Figure 5. The inhibition of CX-4945-induced autophagy led to decreased apoptosis.

A, PC-9/ER cells were treated with CX-4945 (5 µM) for 48 h and then were fixed with methanol, immunostained with anti-LC3 (red), anti-EGFR (green), and DAPI (blue), and analyzed by confocal microscopy to determine the intracellular localization of EGFR. B, The suppression of Atg7 by siRNA treatment was detected by Western blot analysis. PC-9/ER cells were treated with CX-4945 (5 µM) for 48 h in the presence or absence of 3MA (2 mM) and Atg7 siRNA (100 nM). The modulation of EGFR was detected by Western blot analysis. C and D, Cells were treated with drugs as in Fig. 2 under the presence or absence of 3MA and Atg7 siRNA. Cleavage of PARP-1 and caspase-3 was shown by Western blot analysis. Apoptosis was assessed by Annexin V-FITC/Propidium iodide staining and flow cytometry. The results are representative of at least 3 independent experiments, and the error bars signify standard deviations (±SDs). *p<0.01 and **p<0.001 compared with the combination of CX-4945 and gefitinib or erlotinib.

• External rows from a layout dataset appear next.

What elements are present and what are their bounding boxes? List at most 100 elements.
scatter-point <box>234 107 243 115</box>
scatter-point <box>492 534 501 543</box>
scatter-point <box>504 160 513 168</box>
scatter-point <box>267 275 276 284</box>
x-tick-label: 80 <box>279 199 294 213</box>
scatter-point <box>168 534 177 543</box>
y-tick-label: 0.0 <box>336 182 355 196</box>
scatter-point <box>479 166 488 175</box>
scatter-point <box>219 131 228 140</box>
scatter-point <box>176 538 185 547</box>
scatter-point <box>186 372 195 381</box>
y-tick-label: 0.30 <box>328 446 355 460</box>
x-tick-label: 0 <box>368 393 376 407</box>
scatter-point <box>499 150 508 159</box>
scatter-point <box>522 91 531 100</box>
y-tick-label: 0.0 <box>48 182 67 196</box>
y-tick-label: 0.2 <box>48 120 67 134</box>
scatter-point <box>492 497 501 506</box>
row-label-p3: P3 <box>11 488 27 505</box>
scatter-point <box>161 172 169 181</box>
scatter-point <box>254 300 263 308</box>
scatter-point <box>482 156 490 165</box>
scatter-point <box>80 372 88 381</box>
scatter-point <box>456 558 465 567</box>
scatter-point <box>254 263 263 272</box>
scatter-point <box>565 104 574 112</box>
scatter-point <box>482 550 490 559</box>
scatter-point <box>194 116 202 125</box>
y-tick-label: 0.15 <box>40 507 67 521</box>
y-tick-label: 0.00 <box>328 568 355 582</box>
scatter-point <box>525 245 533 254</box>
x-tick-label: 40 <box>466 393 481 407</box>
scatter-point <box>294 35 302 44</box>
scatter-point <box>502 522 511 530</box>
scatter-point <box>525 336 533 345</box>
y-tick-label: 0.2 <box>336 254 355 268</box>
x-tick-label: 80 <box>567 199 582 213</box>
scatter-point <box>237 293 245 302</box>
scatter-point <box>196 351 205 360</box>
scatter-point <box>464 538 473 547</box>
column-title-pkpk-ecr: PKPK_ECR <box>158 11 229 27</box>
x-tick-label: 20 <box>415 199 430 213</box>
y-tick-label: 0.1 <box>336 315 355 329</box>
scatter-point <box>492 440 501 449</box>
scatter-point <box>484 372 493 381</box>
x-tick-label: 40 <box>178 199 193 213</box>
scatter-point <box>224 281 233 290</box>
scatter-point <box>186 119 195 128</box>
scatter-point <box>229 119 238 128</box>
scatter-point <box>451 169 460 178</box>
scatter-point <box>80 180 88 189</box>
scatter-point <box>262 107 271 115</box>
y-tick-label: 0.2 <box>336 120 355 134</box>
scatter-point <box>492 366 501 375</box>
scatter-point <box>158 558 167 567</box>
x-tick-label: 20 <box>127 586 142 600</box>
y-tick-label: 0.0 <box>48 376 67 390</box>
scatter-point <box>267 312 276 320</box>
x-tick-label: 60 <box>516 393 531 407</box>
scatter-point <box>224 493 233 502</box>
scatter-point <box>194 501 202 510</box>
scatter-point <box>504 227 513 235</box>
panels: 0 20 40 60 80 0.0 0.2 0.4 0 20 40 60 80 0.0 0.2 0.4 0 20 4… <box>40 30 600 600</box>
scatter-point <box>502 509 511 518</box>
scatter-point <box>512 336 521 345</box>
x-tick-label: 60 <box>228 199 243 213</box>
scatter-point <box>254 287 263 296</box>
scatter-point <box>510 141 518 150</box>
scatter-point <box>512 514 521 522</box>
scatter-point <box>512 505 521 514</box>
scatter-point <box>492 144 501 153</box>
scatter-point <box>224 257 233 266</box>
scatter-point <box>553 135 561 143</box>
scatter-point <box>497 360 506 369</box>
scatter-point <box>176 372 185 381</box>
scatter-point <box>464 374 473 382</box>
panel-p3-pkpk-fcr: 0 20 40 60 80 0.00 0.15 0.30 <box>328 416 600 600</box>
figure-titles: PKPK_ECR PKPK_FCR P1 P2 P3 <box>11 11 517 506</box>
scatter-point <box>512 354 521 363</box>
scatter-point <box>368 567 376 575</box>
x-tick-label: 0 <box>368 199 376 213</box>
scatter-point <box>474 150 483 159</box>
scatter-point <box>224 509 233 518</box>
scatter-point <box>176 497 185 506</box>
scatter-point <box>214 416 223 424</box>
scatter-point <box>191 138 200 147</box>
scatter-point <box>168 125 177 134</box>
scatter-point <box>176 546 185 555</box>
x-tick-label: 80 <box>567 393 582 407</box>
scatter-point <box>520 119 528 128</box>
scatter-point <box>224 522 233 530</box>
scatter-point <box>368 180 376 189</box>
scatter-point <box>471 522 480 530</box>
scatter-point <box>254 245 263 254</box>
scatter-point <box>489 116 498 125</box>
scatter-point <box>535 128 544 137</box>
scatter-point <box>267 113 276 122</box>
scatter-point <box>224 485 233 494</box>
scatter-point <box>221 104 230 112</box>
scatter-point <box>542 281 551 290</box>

Figure 6. Illustration of EGFR degradation by CX-4945-induced authophagy.

EGFR is delivered from the plasma membrane to early endosomes in endocytic vesicles. These vesicles are back to the plasma membrane through the recycling pathway. However, vesicles can also fuse with authophagosomes, and then directly with lysosomes leading to degradation of EGFR.